Wayside had always been a speck of a village with its buildings pressed together as if sharing warmth against the wilderness beyond, the high-peaked roofs facing off across the main thoroughfare. The Tusk & Tail stood weary sentinel across from the old mill, where the great wheel groaned lazily in the stream. Across the stream from themill, the combined blacksmith and wheelwright squatted low and solid, the workshops run by an orc couple, steam and smoke rising from their forge in lazy spirals.
Lira turned away from the rhythmic clang of metal striking metal and wheel splashing water, heading toward the town square. She could already hear the chattering of vendors at their stalls and the creak of carts rolling over sodden roads.
It was all so familiar, such a powerful reminder of her childhood, that a pang twisted her heart. She’d thought she was too quest-hardened to feel nostalgia, but with each step down the road more memories rushed back, and the ache in her chest pulsed like a festering wound. Lira rubbed the spot below her collarbone as if she could smooth out the bittersweet twinge.
“So, this is home?” Sass asked, taking quick strides to keep up with Lira’s longer legs.
Lira slowed her pace and glanced down. “It was.”
The dwarf swiveled her head from side to side. “Not a bad place, this. Why would you leave?”
Lira thought about how much to tell. She liked Sass. She got a good feeling from her. But that didn’t mean she was foolish enough to trust her fully. Not yet.

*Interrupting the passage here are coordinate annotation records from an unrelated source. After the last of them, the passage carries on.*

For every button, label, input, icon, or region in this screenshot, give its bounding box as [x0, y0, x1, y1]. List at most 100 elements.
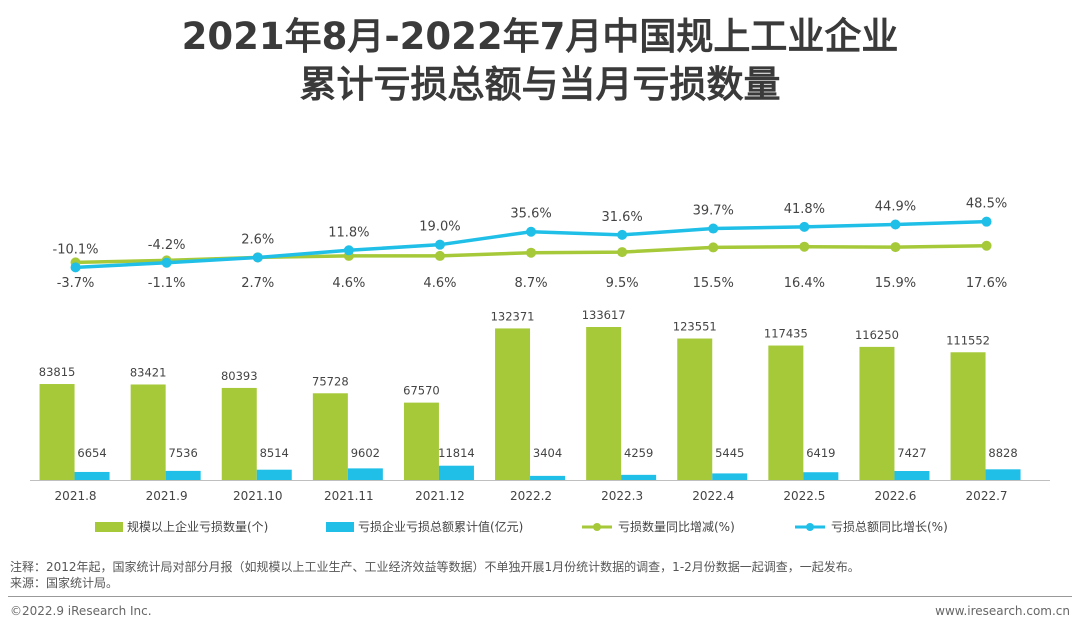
- amount-yoy-point: [343, 245, 354, 256]
- bar-loss-count: [403, 402, 439, 480]
- bar-loss-amount-label: 9602: [351, 446, 380, 460]
- amount-yoy-label: 39.7%: [693, 204, 734, 219]
- count-yoy-label: 4.6%: [332, 276, 365, 291]
- bar-loss-amount: [347, 468, 383, 480]
- bar-loss-count-label: 132371: [491, 309, 535, 323]
- x-tick-label: 2022.7: [966, 489, 1008, 503]
- legend-label-count-bar: 规模以上企业亏损数量(个): [127, 519, 268, 534]
- amount-yoy-label: 31.6%: [601, 210, 642, 225]
- count-yoy-point: [799, 241, 810, 252]
- bar-loss-amount: [621, 474, 657, 480]
- count-yoy-label: 15.5%: [693, 276, 734, 291]
- bar-loss-count: [312, 393, 348, 480]
- combo-chart: 83815 6654 2021.8 83421 7536 2021.9 80393 8514 2…: [30, 197, 1050, 534]
- amount-yoy-point: [434, 239, 445, 250]
- count-yoy-label: 15.9%: [875, 276, 916, 291]
- count-yoy-point: [890, 242, 901, 253]
- legend-marker-amount-line: [806, 523, 814, 531]
- bar-loss-count-label: 80393: [221, 369, 258, 383]
- bar-loss-amount: [985, 469, 1021, 480]
- amount-yoy-label: 2.6%: [241, 232, 274, 247]
- x-tick-label: 2021.11: [324, 489, 374, 503]
- bar-loss-amount-label: 8514: [260, 446, 289, 460]
- bar-loss-count-label: 117435: [764, 327, 808, 341]
- legend-swatch-count-bar: [95, 522, 123, 532]
- x-tick-label: 2022.5: [783, 489, 825, 503]
- bar-loss-count: [859, 346, 895, 480]
- bar-loss-amount: [712, 473, 748, 480]
- amount-yoy-point: [252, 252, 263, 263]
- bar-loss-amount: [894, 471, 930, 480]
- legend-label-amount-bar: 亏损企业亏损总额累计值(亿元): [358, 519, 523, 534]
- bar-loss-amount-label: 4259: [624, 446, 653, 460]
- count-yoy-point: [617, 247, 628, 258]
- x-tick-label: 2021.9: [146, 489, 188, 503]
- amount-yoy-point: [890, 219, 901, 230]
- bar-loss-count-label: 83421: [130, 365, 167, 379]
- bar-loss-amount-label: 11814: [438, 446, 475, 460]
- count-yoy-label: 9.5%: [606, 276, 639, 291]
- bar-loss-count-label: 133617: [582, 308, 626, 322]
- count-yoy-label: -3.7%: [57, 276, 95, 291]
- footer-divider: [8, 596, 1072, 597]
- chart-title-line2: 累计亏损总额与当月亏损数量: [299, 63, 781, 106]
- legend-marker-count-line: [593, 523, 601, 531]
- x-tick-label: 2021.12: [415, 489, 465, 503]
- amount-yoy-label: -10.1%: [53, 242, 99, 257]
- x-tick-label: 2022.3: [601, 489, 643, 503]
- count-yoy-label: 2.7%: [241, 276, 274, 291]
- source-note: 来源：国家统计局。: [10, 576, 119, 590]
- bar-loss-count: [768, 345, 804, 480]
- bar-loss-count-label: 111552: [946, 333, 990, 347]
- bar-loss-amount-label: 8828: [988, 446, 1017, 460]
- x-tick-label: 2022.2: [510, 489, 552, 503]
- chart-title-line1: 2021年8月-2022年7月中国规上工业企业: [181, 15, 899, 58]
- amount-yoy-label: 41.8%: [784, 202, 825, 217]
- amount-yoy-point: [981, 216, 992, 227]
- bar-loss-count-label: 75728: [312, 374, 349, 388]
- footnote: 注释：2012年起，国家统计局对部分月报（如规模以上工业生产、工业经济效益等数据…: [10, 560, 860, 574]
- amount-yoy-point: [617, 229, 628, 240]
- bar-loss-count: [586, 327, 622, 480]
- amount-yoy-label: -4.2%: [148, 238, 186, 253]
- bar-loss-amount: [165, 470, 201, 480]
- bar-loss-count: [677, 338, 713, 480]
- amount-yoy-point: [526, 226, 537, 237]
- count-yoy-point: [981, 240, 992, 251]
- bar-loss-count: [221, 387, 257, 480]
- legend-label-amount-line: 亏损总额同比增长(%): [831, 520, 948, 534]
- count-yoy-point: [434, 250, 445, 261]
- count-yoy-label: 17.6%: [966, 276, 1007, 291]
- website: www.iresearch.com.cn: [935, 604, 1070, 618]
- count-yoy-point: [708, 242, 719, 253]
- bar-loss-count: [130, 384, 166, 480]
- amount-yoy-point: [70, 262, 81, 273]
- x-tick-label: 2022.6: [874, 489, 916, 503]
- amount-yoy-label: 48.5%: [966, 197, 1007, 212]
- bar-loss-count: [495, 328, 531, 480]
- amount-yoy-point: [799, 221, 810, 232]
- x-tick-label: 2022.4: [692, 489, 734, 503]
- bar-loss-amount-label: 3404: [533, 446, 562, 460]
- bar-loss-amount-label: 7427: [897, 446, 926, 460]
- count-yoy-label: 4.6%: [423, 276, 456, 291]
- amount-yoy-label: 19.0%: [419, 220, 460, 235]
- count-yoy-point: [526, 247, 537, 258]
- bar-loss-amount-label: 5445: [715, 446, 744, 460]
- x-tick-label: 2021.8: [55, 489, 97, 503]
- amount-yoy-point: [708, 223, 719, 234]
- bar-loss-count-label: 67570: [403, 384, 440, 398]
- bar-loss-amount-label: 6654: [77, 446, 106, 460]
- bar-loss-amount: [803, 472, 839, 480]
- count-yoy-label: 8.7%: [515, 276, 548, 291]
- bar-loss-count: [39, 384, 75, 480]
- bar-loss-amount: [256, 469, 292, 480]
- bar-loss-count: [950, 352, 986, 480]
- legend-label-count-line: 亏损数量同比增减(%): [618, 519, 735, 534]
- bar-loss-count-label: 83815: [39, 365, 76, 379]
- bar-loss-amount-label: 7536: [169, 446, 198, 460]
- bar-loss-amount: [438, 465, 474, 480]
- bar-loss-amount-label: 6419: [806, 446, 835, 460]
- x-tick-label: 2021.10: [233, 489, 283, 503]
- amount-yoy-label: 11.8%: [328, 225, 369, 240]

“My gran died.” She kept her gaze fastened on the road. “I didn’t have any coin to pay off the debt on her farm, which meant I didn’t have a home. Even if I’d taken up the offer of lodging from my gran’s best friend, I needed a change. I needed to see something beyond this village.”
“I guess we have something in common after all.” Sass didn’t look at her. “I wanted to see more than what was hidden beneath the mountains.”
Lira had seen enough of the Ice Lands to understand that sentiment completely. Unlike the rolling hills of Elmshire, that burgeoned with halfling holes, or the elven city of Lananore, that perched on alabaster cliffs and hid walkways and bridges beneath glittering waterfalls, the Ice Lands were merciless and unwelcoming.
As they continued down the road that was flanked by rows of shops, Lira recognized the chandler on one side, strings of tallow candles swagged across the front window, and the tinker’s shop tucked beside it, its windows murky with dust and a closed sign hanging in the door.
Sass put a hand on her arm. “Do you smell that?”
Lira drew in a breath as she followed the dwarf’s gaze to the shop on the other side of the road. The door was thrown open, which explained why the air was heavy with the aroma of fresh bread. “The baker, Pip Brambleheart.” She remembered the baker’s brother, Fennigan, or Fenni, who owned the cheese shop next door to the bakery. “And the cheese monger.”
“Halflings?” Sass asked, her tone hopeful.
Lira nodded. Halflings were known for their skills as bakers and cheese mongers. Not only did they relish eating the most delicious breads and cheeses, they loved to make them.